F of G- Function Composition Explained
What Function Composition Actually Is
Function composition is simple: you take two functions and chain them together so the output of one becomes the input of the other. That's it. No fancy definitions, no complex theory.
The notation trips people up. When you see (f ∘ g)(x), it means "apply g first, then apply f to the result." Read it right to left.
You can also write it as f(g(x)). Same thing. Different notation.
Why This Matters
Composition builds complex behavior from simple pieces. Instead of writing one massive function that does everything, you write small functions and combine them.
This makes code easier to test. Easier to debug. Easier to reuse.
Most programmers ignore this principle and end up with tangled messes of code. You don't have to be one of them.
The Notation Table
| Notation | Meaning | Order of Operations |
|---|---|---|
| f(g(x)) | Apply g, then f | Inside out |
| (f ∘ g)(x) | Same as above | f after g |
| (g ∘ f)(x) | Apply f, then g | Reversed order |
Notice that f ∘ g is NOT the same as g ∘ f. Order matters. This trips up beginners constantly.
Math Examples
Let f(x) = 2x and g(x) = x + 3.
f(g(x)) = f(x + 3) = 2(x + 3) = 2x + 6
g(f(x)) = g(2x) = 2x + 3
Different results. Same functions, different order. That's composition.
Programming Examples
In JavaScript:
const compose = (f, g) => (x) => f(g(x)); const add2 = x => x + 2; const multiply3 = x => x * 3; const result = compose(multiply3, add2)(5); // add2(5) = 7, then multiply3(7) = 21
In Python:
from functools import reduce
def compose(*functions):
return reduce(lambda f, g: lambda x: f(g(x)), functions)
add2 = lambda x: x + 2
multiply3 = lambda x: x * 3
result = compose(multiply3, add2)(5)
# Output: 21
Real-World Analogy
Think of a factory assembly line. Raw material enters one machine, comes out transformed, enters the next machine, comes out more transformed.

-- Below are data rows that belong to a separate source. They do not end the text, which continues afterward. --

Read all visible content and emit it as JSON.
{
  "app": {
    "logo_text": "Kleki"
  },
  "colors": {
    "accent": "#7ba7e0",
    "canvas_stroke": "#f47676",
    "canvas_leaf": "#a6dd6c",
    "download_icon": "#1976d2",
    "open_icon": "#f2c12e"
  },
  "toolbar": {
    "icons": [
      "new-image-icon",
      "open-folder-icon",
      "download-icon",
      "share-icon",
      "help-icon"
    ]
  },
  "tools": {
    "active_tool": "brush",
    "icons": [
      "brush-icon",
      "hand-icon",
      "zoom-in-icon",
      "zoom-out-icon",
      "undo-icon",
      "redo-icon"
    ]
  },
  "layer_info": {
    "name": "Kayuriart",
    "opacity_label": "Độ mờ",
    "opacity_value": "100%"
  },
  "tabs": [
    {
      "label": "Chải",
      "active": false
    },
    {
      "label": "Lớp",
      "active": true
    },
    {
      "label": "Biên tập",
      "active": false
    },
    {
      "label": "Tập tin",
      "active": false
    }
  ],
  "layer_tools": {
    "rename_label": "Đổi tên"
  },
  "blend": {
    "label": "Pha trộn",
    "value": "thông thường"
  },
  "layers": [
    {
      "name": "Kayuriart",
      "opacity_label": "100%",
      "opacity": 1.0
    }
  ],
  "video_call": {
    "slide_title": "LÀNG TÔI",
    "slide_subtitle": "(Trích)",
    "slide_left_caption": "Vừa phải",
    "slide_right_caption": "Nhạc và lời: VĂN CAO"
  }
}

Each machine is a function. The assembly line is composition.
Nobody builds a single machine that does everything. That's not how good systems work.
Common Mistakes
- Confusing the order of operations when reading notation
- Assuming composition is commutative (it's not)
- Not checking that output types match input types
- Over-complicating simple transformations
Getting Started: How To Compose Functions
Step 1: Identify your transformations. What needs to happen to the data? Break it into atomic steps.
Step 2: Write each step as a separate function. Keep them small. One job each.
Step 3: Combine them using composition. Start from the innermost operation and work outward.
Step 4: Test the composition. Verify each individual function works before blaming composition.
Step 5: Refactor when it gets hard to read. Too many composed functions is just as bad as one giant function.
When to Use Composition
- Data pipelines that transform input through multiple stages
- Building reusable transformation chains
- Simplifying complex conditional logic
- Creating middleware chains in web frameworks
The Bottom Line
Function composition isn't optional knowledge. It's a fundamental tool that separates readable, maintainable code from spaghetti.
You either learn to compose functions or you write code that nobody wants to maintain—including yourself, six months from now.
Pick one language. Practice with two simple functions. Chain them. See what happens. That's how you learn this.